Kommen wir jetzt aber zu Ihnen, Herr Lindner. Dieser Zentralismusansatz, den Sie uns jetzt hier in neuer Bonbonverpackung liefern, ist total klasse! Die Kollegin Birkhahn hat ja darauf hingewiesen: Dann wird demnächst die Frage, wie die kleinen Grundschulstandorte im Hochsauerlandkreis gestaltet werden sollen, in Berlin entschieden. Oder in Berlin wird über die Frage entschieden, wie sich das letzte Gymnasium im Kreis Höxter aufgrund der wirklich enormen demografischen Entwicklung entwickeln soll. Herr Lindner, das kann doch nicht Ihr Ernst sein! Das ist reiner Stammtisch, den Sie da fabrizieren! Das hat mit seriöser Bildungspolitik und der Gestaltung in einem Flächenland wie Nordrhein-Westfalen überhaupt nichts zu tun!
(Beifall von den GRÜNEN)
Wenn Sie mit uns ernsthaft über die Abschaffung des Kooperationsverbotes und darüber reden wollen, das zu einem Kooperationsgebot zu gestalten, dann herzlich willkommen! Dann können wir das wirklich gemeinsam machen. Diese anderen Dinge aber sollten Sie weglassen. Das tut dem Bildungsföderalismus nicht gut.

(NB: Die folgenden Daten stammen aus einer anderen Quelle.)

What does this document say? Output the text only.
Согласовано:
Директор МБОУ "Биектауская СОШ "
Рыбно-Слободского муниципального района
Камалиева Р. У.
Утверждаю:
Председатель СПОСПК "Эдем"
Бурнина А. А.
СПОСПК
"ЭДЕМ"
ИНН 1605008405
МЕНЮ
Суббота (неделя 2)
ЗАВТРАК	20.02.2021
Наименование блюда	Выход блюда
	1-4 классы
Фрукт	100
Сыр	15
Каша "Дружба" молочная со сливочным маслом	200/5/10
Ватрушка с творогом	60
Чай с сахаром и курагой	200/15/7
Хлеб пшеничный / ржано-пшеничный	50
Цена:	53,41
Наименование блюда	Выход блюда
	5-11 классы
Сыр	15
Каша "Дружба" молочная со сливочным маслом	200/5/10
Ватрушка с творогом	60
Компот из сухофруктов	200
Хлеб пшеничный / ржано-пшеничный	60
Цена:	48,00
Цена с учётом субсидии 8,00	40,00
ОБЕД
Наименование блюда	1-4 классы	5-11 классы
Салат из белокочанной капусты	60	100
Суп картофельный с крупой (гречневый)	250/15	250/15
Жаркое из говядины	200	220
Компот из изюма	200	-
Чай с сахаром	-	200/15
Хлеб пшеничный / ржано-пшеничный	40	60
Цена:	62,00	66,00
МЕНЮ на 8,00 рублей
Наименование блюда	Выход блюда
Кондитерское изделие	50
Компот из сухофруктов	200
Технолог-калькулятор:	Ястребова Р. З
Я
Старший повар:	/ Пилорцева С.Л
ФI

Ich zitiere noch einmal aus dem Beschluss des Hannoveraner Kreises. Damals wurde Cornelia Pieper beschimpft. Da wurde gesagt: Sie
„spaltet und polarisiert … mit ihren ständigen öffentlichen Forderungen nach einem Zentralabitur, nach der Aufhebung des Kooperationsverbotes, nach mehr Bundeskompetenz und mit ihrer Sehnsucht nach dem DDR-Schulsystem.“
Ich will jetzt gar nicht Herrn Hirche mit ins Feld führen. Der hat ja von einem Reichsschulministerium gesprochen, als es um das FDP-Programm ging. So weit will ich nicht gehen.
Ich will aber doch sagen: Herr Lindner, diese Gedanken sind absurd. Packen Sie das wieder ein. Das hat mit gutem Föderalismus nichts zu tun – auch nichts damit, Qualität in der Bildung hier im Land nach vorn zu bringen!